Grab was fined about $6.4 million while Uber was fined about $6.58 million by the Competition and Consumer Commission of Singapore (CCCS).
In a statement, the CCCS reiterated its decision that the deal between the two firms had reduced competition in the ride-hailing scene and said it had infringed Section 54 of the Competition Act, which prohibits mergers that could significantly reduce competition in any market here.
"Mergers that substantially lessen competition are prohibited and CCCS has taken action against the Grab-Uber merger because it removed Grab's closest rival, to the detriment of Singapore drivers and riders," said CCCS chief executive Toh Han Li.
"Companies can continue to innovate in this market, through means other than anti-competitive mergers."
In addition, the CCCS directed both parties to lessen the impact of the transaction on drivers and riders, and to open up the market and level the playing field for new players.

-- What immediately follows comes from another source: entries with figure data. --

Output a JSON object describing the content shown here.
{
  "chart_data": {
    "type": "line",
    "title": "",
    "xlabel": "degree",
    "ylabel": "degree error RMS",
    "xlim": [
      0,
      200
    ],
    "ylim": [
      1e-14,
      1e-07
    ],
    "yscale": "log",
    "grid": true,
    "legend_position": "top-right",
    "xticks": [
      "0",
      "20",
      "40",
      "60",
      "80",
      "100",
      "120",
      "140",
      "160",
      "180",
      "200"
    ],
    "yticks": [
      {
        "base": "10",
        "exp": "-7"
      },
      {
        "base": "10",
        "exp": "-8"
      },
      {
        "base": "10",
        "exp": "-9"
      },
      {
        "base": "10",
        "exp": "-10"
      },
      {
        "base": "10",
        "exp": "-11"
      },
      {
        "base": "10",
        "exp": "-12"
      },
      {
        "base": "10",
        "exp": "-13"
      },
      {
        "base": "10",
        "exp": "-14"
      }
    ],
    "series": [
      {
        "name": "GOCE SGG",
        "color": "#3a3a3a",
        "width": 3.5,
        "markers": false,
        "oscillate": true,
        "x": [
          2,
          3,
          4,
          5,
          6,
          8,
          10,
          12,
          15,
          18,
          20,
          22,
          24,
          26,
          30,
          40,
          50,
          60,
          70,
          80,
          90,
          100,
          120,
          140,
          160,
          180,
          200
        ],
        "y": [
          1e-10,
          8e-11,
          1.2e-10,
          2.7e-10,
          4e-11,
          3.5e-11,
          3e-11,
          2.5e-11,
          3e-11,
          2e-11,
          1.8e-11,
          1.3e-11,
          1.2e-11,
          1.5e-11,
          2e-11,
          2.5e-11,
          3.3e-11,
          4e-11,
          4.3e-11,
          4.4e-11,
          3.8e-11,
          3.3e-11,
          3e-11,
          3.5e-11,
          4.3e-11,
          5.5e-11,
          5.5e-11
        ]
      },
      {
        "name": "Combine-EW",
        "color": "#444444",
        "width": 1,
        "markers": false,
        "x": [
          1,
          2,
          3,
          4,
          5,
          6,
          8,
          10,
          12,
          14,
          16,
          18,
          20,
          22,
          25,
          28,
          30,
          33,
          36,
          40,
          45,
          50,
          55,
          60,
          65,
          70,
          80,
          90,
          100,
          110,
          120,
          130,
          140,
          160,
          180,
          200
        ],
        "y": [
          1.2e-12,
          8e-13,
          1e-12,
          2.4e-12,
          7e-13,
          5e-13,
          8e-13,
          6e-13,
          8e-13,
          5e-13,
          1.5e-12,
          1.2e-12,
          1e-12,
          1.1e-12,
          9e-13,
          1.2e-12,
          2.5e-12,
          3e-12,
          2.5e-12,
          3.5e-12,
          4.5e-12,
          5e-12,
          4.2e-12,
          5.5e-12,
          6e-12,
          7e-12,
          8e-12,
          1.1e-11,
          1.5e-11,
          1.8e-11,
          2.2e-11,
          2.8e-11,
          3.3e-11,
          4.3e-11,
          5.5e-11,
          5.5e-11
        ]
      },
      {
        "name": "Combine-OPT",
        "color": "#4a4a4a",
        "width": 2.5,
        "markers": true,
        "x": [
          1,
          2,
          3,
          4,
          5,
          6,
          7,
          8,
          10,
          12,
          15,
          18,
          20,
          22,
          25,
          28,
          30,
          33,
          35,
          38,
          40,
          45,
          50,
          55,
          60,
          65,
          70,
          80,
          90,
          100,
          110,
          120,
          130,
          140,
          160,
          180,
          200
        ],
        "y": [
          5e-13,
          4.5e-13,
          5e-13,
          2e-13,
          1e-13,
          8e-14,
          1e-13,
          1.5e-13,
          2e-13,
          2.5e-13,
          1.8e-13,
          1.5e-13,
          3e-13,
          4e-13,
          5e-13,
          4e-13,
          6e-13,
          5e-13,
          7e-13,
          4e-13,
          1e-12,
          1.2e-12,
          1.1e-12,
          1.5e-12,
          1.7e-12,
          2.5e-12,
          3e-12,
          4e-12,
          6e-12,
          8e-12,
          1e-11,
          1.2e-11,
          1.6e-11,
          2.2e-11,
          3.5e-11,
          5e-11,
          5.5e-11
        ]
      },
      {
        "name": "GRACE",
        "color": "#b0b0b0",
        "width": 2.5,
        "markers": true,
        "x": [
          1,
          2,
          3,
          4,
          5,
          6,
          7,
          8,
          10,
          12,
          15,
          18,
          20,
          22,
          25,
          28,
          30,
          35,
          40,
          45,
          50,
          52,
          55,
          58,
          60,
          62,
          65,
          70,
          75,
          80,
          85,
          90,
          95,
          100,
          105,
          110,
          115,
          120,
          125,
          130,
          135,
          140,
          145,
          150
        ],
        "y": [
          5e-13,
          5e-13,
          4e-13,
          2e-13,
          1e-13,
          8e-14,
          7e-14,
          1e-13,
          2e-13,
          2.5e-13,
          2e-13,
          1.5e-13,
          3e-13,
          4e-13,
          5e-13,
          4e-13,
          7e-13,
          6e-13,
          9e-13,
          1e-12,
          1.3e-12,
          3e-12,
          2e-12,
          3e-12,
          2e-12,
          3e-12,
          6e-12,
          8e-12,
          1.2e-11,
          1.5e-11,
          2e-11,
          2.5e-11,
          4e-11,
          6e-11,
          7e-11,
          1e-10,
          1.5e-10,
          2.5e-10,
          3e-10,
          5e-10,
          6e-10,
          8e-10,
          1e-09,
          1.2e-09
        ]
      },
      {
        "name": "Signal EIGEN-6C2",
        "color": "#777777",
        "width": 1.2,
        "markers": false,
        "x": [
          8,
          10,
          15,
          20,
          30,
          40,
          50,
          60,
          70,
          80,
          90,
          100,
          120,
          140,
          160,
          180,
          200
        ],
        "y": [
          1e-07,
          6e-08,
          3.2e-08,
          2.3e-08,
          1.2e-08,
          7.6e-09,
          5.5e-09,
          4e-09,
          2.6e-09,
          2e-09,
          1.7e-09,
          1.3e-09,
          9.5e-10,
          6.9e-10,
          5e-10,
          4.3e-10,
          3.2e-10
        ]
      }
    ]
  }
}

The measures include ensuring Grab drivers are free to use any ride-hailing platform, removing Grab's exclusivity arrangements with any taxi fleet in Singapore, maintaining Grab's pre-merger pricing algorithm and driver commission rates, and requiring Uber to sell the vehicles of Lion City Rentals to any potential competitor who makes a reasonable offer based on fair market value.
Uber had announced in March that it was exiting South-east Asia - including Singapore - and that its business in the region would be acquired by its rival Grab.
This was in exchange for the American ride-hailing giant getting a 27.5 per cent stake in Grab, as well as a seat on the Singapore-based firm's board.
The CCCS later started investigations into the deal, believing it had infringed competition laws.
These investigations were completed on July 5, when the watchdog said it found the merger had "substantially lessened" competition in the sector and proposed measures
The watchdog noted at the time that both parties had proceeded with the merger, despite knowing they could have violated competition laws, and even had measures in place to split any possible financial penalties.
On Monday, the CCCS said: "CCCS has examined internal documents of the parties, and found that Uber would not have left the Singapore market by simply terminating its business if the transaction had not taken place."
The commission said Uber would have instead continued its operations here while exploring other strategic commercial options - pointing to the now-defunct tie-up between Uber and taxi giant ComfortDelGro - or sale to another buyer.
The CCCS noted that despite its proposal that Grab maintains its pre-acquisition pricing and driver commissions, effective fares for commuters had risen between 10 and 15 per cent after the deal.
The commission also stated that Grab has an 80 per cent share of the ride-hailing market, and the market share of other smaller players which emerged after Uber's exit remained "insignificant" .
It added that exclusivity deals between Grab, taxi companies, car rental firms and drivers hampered the ability of these potential competitors to expand.